Plus d’un an et demi après ses tweets, Sandra Muller se retrouve mercredi 29 mai devant la 17e chambre civile du tribunal de Paris. Accusé nommément dans le second tweet, Eric Brion, consultant et ancien directeur général de la chaîne de télévision Equidia, l’avait en effet attaquée pour diffamation. Il réclame 50 000 euros de dommages et intérêts, 15 000 euros de frais de justice, la suppression du tweet divulguant son nom et des publications judiciaires.

« Contre toute décence »

Dans un communiqué posté en janvier 2018 sur sa page Facebook, la journaliste installée aux Etats-Unis dénonçait des poursuites engagées « contre toute décence » par Eric Brion. « Voilà quelqu’un qui a reconnu dans un premier temps qu’il a eu une conduite non convenable, qui s’en est excusé, et qui brusquement décide d’attaquer en justice », a commenté l’un de ses avocats, Francis Szpiner.
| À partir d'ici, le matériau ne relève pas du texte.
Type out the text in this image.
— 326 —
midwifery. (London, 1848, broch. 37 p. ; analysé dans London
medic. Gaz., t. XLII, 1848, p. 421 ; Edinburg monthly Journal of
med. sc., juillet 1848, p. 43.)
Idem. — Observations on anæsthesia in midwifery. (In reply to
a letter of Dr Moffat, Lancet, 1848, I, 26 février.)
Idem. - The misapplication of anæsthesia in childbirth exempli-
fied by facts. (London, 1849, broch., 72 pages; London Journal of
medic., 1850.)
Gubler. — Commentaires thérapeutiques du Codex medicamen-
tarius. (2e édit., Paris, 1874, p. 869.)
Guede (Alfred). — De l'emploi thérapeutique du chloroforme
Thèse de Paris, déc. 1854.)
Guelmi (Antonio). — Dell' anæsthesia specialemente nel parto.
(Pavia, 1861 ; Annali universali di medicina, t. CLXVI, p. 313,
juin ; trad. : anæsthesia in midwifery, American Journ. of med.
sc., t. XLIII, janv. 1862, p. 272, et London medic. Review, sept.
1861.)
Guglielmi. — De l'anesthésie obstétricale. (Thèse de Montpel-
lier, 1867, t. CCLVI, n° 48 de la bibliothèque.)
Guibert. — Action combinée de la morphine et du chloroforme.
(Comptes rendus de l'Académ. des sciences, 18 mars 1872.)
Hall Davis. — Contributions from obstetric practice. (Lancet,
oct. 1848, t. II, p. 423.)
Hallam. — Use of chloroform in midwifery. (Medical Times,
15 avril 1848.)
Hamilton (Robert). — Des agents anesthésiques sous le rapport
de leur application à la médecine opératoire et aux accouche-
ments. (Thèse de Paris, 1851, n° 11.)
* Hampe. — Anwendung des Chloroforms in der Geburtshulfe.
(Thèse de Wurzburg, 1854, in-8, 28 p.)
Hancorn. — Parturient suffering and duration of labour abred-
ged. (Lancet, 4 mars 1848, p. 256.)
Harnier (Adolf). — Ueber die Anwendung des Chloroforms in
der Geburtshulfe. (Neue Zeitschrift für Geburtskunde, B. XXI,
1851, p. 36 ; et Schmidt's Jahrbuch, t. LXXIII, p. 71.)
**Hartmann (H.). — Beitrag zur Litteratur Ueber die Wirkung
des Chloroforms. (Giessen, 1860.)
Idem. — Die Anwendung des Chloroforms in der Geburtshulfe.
De son côté, Eric Brion dénonce l’enchaînement des deux tweets le présentant « comme un prédateur sexuel », affirme Me Nicolas Bénoit, qui le défend avec Me Marie Burguburu. « C’est de la délation. A aucun moment il n’a la possibilité de se défendre, il est cloué au pilori », ajoute l’avocat. « Il a été détruit, c’est la victime expiatoire. »

Dans une tribune publiée par Le Monde en décembre 2017, Eric Brion avait « réitéré ses excuses » à Mme Muller, reconnaissant avoir « tenu des propos déplacés » à son encontre « lors d’un cocktail arrosé très tard dans une soirée » – tous deux ne travaillant pas ensemble. Il affirmait néanmoins refuser « l’amalgame » entre son « comportement et l’affaire concernant Harvey Weinstein, accusé de viols et de harcèlement sexuel par plusieurs femmes ».

A la fin de 2017, Sandra Muller avait été désignée « briseuse de silence » par le magazine Time, qui avait consacré sa couverture des « personnalités de l’année » aux femmes à l’origine du mouvement #MeToo.